Sure, there is a puppy in the book, but the Puppy comes in at the very last minute. It’s there basically for a joke on gender expectations (a kid says cats are girls and dogs are boys), but somehow the LLM managed to feel it was very, very important. This might have something to do with the aforementioned context windows, as maybe it had purged everything up to that point already and it didn’t remember much of the book, but it still felt weird that it raised that specific topic as something important to dwell into, especially considering that I was using the LLM for a purpose it wasn’t built for (it was built for summarizing text rather than editing it, which was what I was doing, basically).
This Doesn’t (Necessarily) Mean You Shouldn’t Use Them
Although, the moment you feel you can’t do something without them, you need to stop using them right there. I am being serious. That is a way to protect your brain. There is a lot of evidence that using LLMs can cause you to lose your ability to think critically. And that’s a pretty important skill.

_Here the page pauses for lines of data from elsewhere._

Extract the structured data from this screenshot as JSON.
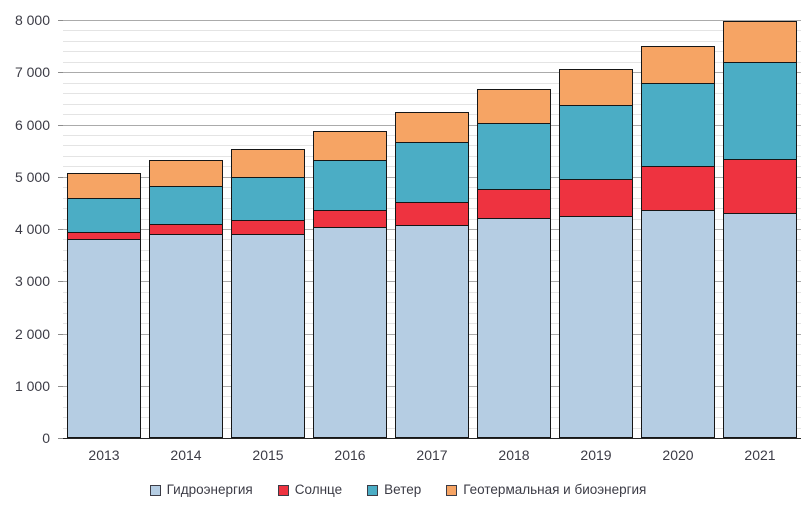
{
  "chart_data": {
    "type": "bar",
    "stacked": true,
    "title": "",
    "xlabel": "",
    "ylabel": "",
    "categories": [
      "2013",
      "2014",
      "2015",
      "2016",
      "2017",
      "2018",
      "2019",
      "2020",
      "2021"
    ],
    "series": [
      {
        "name": "Гидроэнергия",
        "color": "#b5cde3",
        "values": [
          3794,
          3885,
          3892,
          4020,
          4060,
          4193,
          4230,
          4346,
          4280
        ]
      },
      {
        "name": "Солнце",
        "color": "#ee3340",
        "values": [
          139,
          198,
          256,
          328,
          442,
          562,
          699,
          844,
          1032
        ]
      },
      {
        "name": "Ветер",
        "color": "#4badc5",
        "values": [
          645,
          712,
          831,
          959,
          1136,
          1263,
          1420,
          1591,
          1862
        ]
      },
      {
        "name": "Геотермальная и биоэнергия",
        "color": "#f6a464",
        "values": [
          470,
          510,
          525,
          557,
          590,
          640,
          690,
          710,
          780
        ]
      }
    ],
    "ylim": [
      0,
      8000
    ],
    "y_major_step": 1000,
    "y_minor_step": 200,
    "y_tick_labels": [
      "0",
      "1 000",
      "2 000",
      "3 000",
      "4 000",
      "5 000",
      "6 000",
      "7 000",
      "8 000"
    ],
    "grid": true,
    "legend_position": "bottom"
  }
}
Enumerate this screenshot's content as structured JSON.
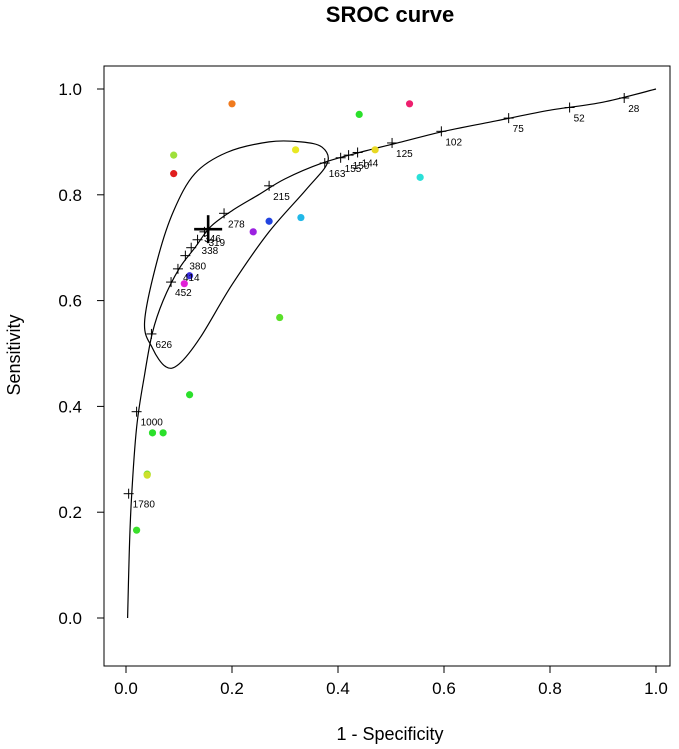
{
  "chart_data": {
    "type": "scatter",
    "title": "SROC curve",
    "xlabel": "1 - Specificity",
    "ylabel": "Sensitivity",
    "xlim": [
      0,
      1
    ],
    "ylim": [
      0,
      1
    ],
    "xticks": [
      0.0,
      0.2,
      0.4,
      0.6,
      0.8,
      1.0
    ],
    "yticks": [
      0.0,
      0.2,
      0.4,
      0.6,
      0.8,
      1.0
    ],
    "x_tick_labels": [
      "0.0",
      "0.2",
      "0.4",
      "0.6",
      "0.8",
      "1.0"
    ],
    "y_tick_labels": [
      "0.0",
      "0.2",
      "0.4",
      "0.6",
      "0.8",
      "1.0"
    ],
    "grid": false,
    "curve": [
      [
        0.003,
        0.0
      ],
      [
        0.006,
        0.12
      ],
      [
        0.01,
        0.22
      ],
      [
        0.02,
        0.36
      ],
      [
        0.035,
        0.46
      ],
      [
        0.05,
        0.54
      ],
      [
        0.07,
        0.6
      ],
      [
        0.1,
        0.66
      ],
      [
        0.13,
        0.7
      ],
      [
        0.16,
        0.74
      ],
      [
        0.2,
        0.77
      ],
      [
        0.25,
        0.8
      ],
      [
        0.3,
        0.83
      ],
      [
        0.37,
        0.86
      ],
      [
        0.44,
        0.88
      ],
      [
        0.52,
        0.9
      ],
      [
        0.6,
        0.92
      ],
      [
        0.7,
        0.94
      ],
      [
        0.8,
        0.96
      ],
      [
        0.9,
        0.975
      ],
      [
        1.0,
        1.0
      ]
    ],
    "summary_point": {
      "x": 0.155,
      "y": 0.735
    },
    "confidence_region": [
      [
        0.035,
        0.56
      ],
      [
        0.06,
        0.68
      ],
      [
        0.09,
        0.77
      ],
      [
        0.13,
        0.84
      ],
      [
        0.19,
        0.88
      ],
      [
        0.27,
        0.9
      ],
      [
        0.33,
        0.9
      ],
      [
        0.37,
        0.89
      ],
      [
        0.38,
        0.86
      ],
      [
        0.34,
        0.81
      ],
      [
        0.27,
        0.73
      ],
      [
        0.2,
        0.63
      ],
      [
        0.14,
        0.53
      ],
      [
        0.1,
        0.48
      ],
      [
        0.075,
        0.475
      ],
      [
        0.05,
        0.51
      ]
    ],
    "threshold_points": [
      {
        "x": 0.005,
        "y": 0.235,
        "label": "1780"
      },
      {
        "x": 0.02,
        "y": 0.39,
        "label": "1000"
      },
      {
        "x": 0.048,
        "y": 0.537,
        "label": "626"
      },
      {
        "x": 0.085,
        "y": 0.635,
        "label": "452"
      },
      {
        "x": 0.098,
        "y": 0.66,
        "label": ""
      },
      {
        "x": 0.112,
        "y": 0.685,
        "label": "380"
      },
      {
        "x": 0.123,
        "y": 0.7,
        "label": ""
      },
      {
        "x": 0.135,
        "y": 0.715,
        "label": "338"
      },
      {
        "x": 0.148,
        "y": 0.73,
        "label": "319"
      },
      {
        "x": 0.185,
        "y": 0.765,
        "label": "278"
      },
      {
        "x": 0.27,
        "y": 0.817,
        "label": "215"
      },
      {
        "x": 0.375,
        "y": 0.86,
        "label": "163"
      },
      {
        "x": 0.405,
        "y": 0.87,
        "label": "155"
      },
      {
        "x": 0.42,
        "y": 0.875,
        "label": "150"
      },
      {
        "x": 0.437,
        "y": 0.88,
        "label": "144"
      },
      {
        "x": 0.502,
        "y": 0.898,
        "label": "125"
      },
      {
        "x": 0.595,
        "y": 0.92,
        "label": "102"
      },
      {
        "x": 0.722,
        "y": 0.945,
        "label": "75"
      },
      {
        "x": 0.837,
        "y": 0.965,
        "label": "52"
      },
      {
        "x": 0.94,
        "y": 0.983,
        "label": "28"
      }
    ],
    "extra_labels": [
      {
        "x": 0.115,
        "y": 0.645,
        "label": "414"
      },
      {
        "x": 0.155,
        "y": 0.718,
        "label": "346"
      }
    ],
    "study_points": [
      {
        "x": 0.2,
        "y": 0.972,
        "color": "#f07a1e"
      },
      {
        "x": 0.535,
        "y": 0.972,
        "color": "#ee1f6e"
      },
      {
        "x": 0.44,
        "y": 0.952,
        "color": "#2be02b"
      },
      {
        "x": 0.09,
        "y": 0.875,
        "color": "#9ee03a"
      },
      {
        "x": 0.32,
        "y": 0.885,
        "color": "#e8e822"
      },
      {
        "x": 0.47,
        "y": 0.885,
        "color": "#e8d822"
      },
      {
        "x": 0.09,
        "y": 0.84,
        "color": "#e01e1e"
      },
      {
        "x": 0.555,
        "y": 0.833,
        "color": "#2ae0d8"
      },
      {
        "x": 0.33,
        "y": 0.757,
        "color": "#21b8e8"
      },
      {
        "x": 0.27,
        "y": 0.75,
        "color": "#2244e0"
      },
      {
        "x": 0.24,
        "y": 0.73,
        "color": "#9b21e0"
      },
      {
        "x": 0.12,
        "y": 0.647,
        "color": "#3a2ee0"
      },
      {
        "x": 0.11,
        "y": 0.632,
        "color": "#e021d6"
      },
      {
        "x": 0.29,
        "y": 0.568,
        "color": "#5ae02a"
      },
      {
        "x": 0.12,
        "y": 0.422,
        "color": "#2be02b"
      },
      {
        "x": 0.05,
        "y": 0.35,
        "color": "#2be02b"
      },
      {
        "x": 0.07,
        "y": 0.35,
        "color": "#2be02b"
      },
      {
        "x": 0.04,
        "y": 0.272,
        "color": "#7be02b"
      },
      {
        "x": 0.04,
        "y": 0.27,
        "color": "#cde02b"
      },
      {
        "x": 0.02,
        "y": 0.166,
        "color": "#3ae02b"
      }
    ]
  }
}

LLMs are good for ideation, but you need to be clear with them that you want it to be critical and this can be difficult. They often default to being nice (which is probably a large part why they kill the critical thinking part of your brain). So, in order to get the machine to be critical of you, you have to push it in that direction. So, give it ideas and ask it to make a SWOT of it. This might not work with everything that well, but it will try to find weaknesses and threats in your ideas. You can also ask for one-star reviews of your work or ten ways to do it better. Just don’t let yourself fall into the trap of feeling good because a machine designed to make you feel good is trying to do that at the cost of your ability to think.
Finally
I will leave you with this minidocumentary on Lightning Bolt, one of the best noise bands around.
So, go out and do shit because you enjoy doing shit. You owe it to yourself to do better than rely on some machine that is trying to steal your enjoyment of life.